The strongest markets served in terms of total passenger numbers included India, UK, Saudi Arabia, Pakistan, Qatar, Germany and US. The most significant percentage traffic growth during the year was seen on routes linking Dubai to Eastern Europe (+81%), Russia & CIS (+30.5%) AGGC (+26.5%) and North America (+16.1%).
December passenger numbers reached 4.69 million, an increase of +10.2% compared to the same month in 2010. Aircraft movements totalled 29,519 in December, an increase of 7.7% year-on-year.
“Recording 51 million passengers in our 51st year of operations may be somewhat coincidental but it speaks volumes of the momentum building at one of the world’s fastest growing international hubs,” said Paul Griffiths, CEO of Dubai Airports. “In a year that was characterised by economic uncertainty, political instability and high oil prices passenger growth continued unabated driven by new routes and additional frequencies as airlines capitalised on Dubai’s attractiveness as a business and tourism destination and efficiency as a transfer hub. That trend will continue in 2012 with our two largest airlines – Emirates and flydubai – are set to receive additional aircraft throughout the year.”
Dubai Airports will invest US$7.8 billion in airport expansion to boost the current capacity from 60 million passengers per year to 90 million passengers by 2018. The next significant step in those expansion plans will be the completion of Concourse 3, the world’s largest dedicated A380 facility, scheduled for the end of 2012.

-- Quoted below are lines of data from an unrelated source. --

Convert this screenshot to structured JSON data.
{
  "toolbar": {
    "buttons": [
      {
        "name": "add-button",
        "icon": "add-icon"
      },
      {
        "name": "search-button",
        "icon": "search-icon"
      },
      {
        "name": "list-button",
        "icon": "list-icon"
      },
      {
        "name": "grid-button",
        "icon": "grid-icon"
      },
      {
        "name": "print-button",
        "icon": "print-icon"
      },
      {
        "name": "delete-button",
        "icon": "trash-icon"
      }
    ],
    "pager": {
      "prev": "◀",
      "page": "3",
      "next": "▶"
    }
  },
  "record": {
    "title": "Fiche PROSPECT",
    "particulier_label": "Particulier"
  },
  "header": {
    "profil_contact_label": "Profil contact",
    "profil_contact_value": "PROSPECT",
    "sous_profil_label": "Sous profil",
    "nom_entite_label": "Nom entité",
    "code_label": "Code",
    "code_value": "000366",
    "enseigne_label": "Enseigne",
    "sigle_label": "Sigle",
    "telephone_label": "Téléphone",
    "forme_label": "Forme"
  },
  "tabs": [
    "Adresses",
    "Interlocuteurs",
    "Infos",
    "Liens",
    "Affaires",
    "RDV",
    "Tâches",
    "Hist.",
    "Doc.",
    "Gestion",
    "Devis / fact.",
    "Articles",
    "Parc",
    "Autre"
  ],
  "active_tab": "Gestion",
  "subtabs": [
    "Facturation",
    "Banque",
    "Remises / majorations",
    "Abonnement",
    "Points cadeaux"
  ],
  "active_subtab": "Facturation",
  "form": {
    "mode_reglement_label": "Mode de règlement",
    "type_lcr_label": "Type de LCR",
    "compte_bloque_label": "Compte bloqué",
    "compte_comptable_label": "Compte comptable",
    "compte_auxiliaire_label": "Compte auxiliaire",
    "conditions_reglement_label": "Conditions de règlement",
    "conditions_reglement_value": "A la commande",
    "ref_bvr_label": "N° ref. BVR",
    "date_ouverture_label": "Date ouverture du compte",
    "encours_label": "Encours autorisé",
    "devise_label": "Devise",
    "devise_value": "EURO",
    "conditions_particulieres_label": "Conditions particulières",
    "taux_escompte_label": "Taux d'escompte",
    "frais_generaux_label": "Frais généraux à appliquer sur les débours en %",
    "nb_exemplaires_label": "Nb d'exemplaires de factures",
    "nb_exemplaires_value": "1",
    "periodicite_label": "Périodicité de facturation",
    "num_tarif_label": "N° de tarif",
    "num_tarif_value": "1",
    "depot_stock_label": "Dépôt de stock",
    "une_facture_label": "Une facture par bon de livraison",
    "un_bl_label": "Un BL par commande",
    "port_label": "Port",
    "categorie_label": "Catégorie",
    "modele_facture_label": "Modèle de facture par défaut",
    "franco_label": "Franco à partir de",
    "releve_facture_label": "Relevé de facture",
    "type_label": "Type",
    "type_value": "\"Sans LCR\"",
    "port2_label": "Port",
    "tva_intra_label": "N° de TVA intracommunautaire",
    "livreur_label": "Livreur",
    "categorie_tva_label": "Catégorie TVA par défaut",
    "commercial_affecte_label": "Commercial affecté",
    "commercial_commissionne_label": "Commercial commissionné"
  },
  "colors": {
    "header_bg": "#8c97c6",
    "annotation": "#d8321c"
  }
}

“Aviation is big business in Dubai supporting 250,000 jobs and US$22 billion in economic activity or 28% of GDP,” added Griffiths. “By investing in the expansion of the airport infrastructure, those contributions are expected to grow to 372,900 jobs and US$45.4 billion in economic activity or 32% of GDP by 2020 according to international research firm Oxford Economics. That is a remarkable return on investment.”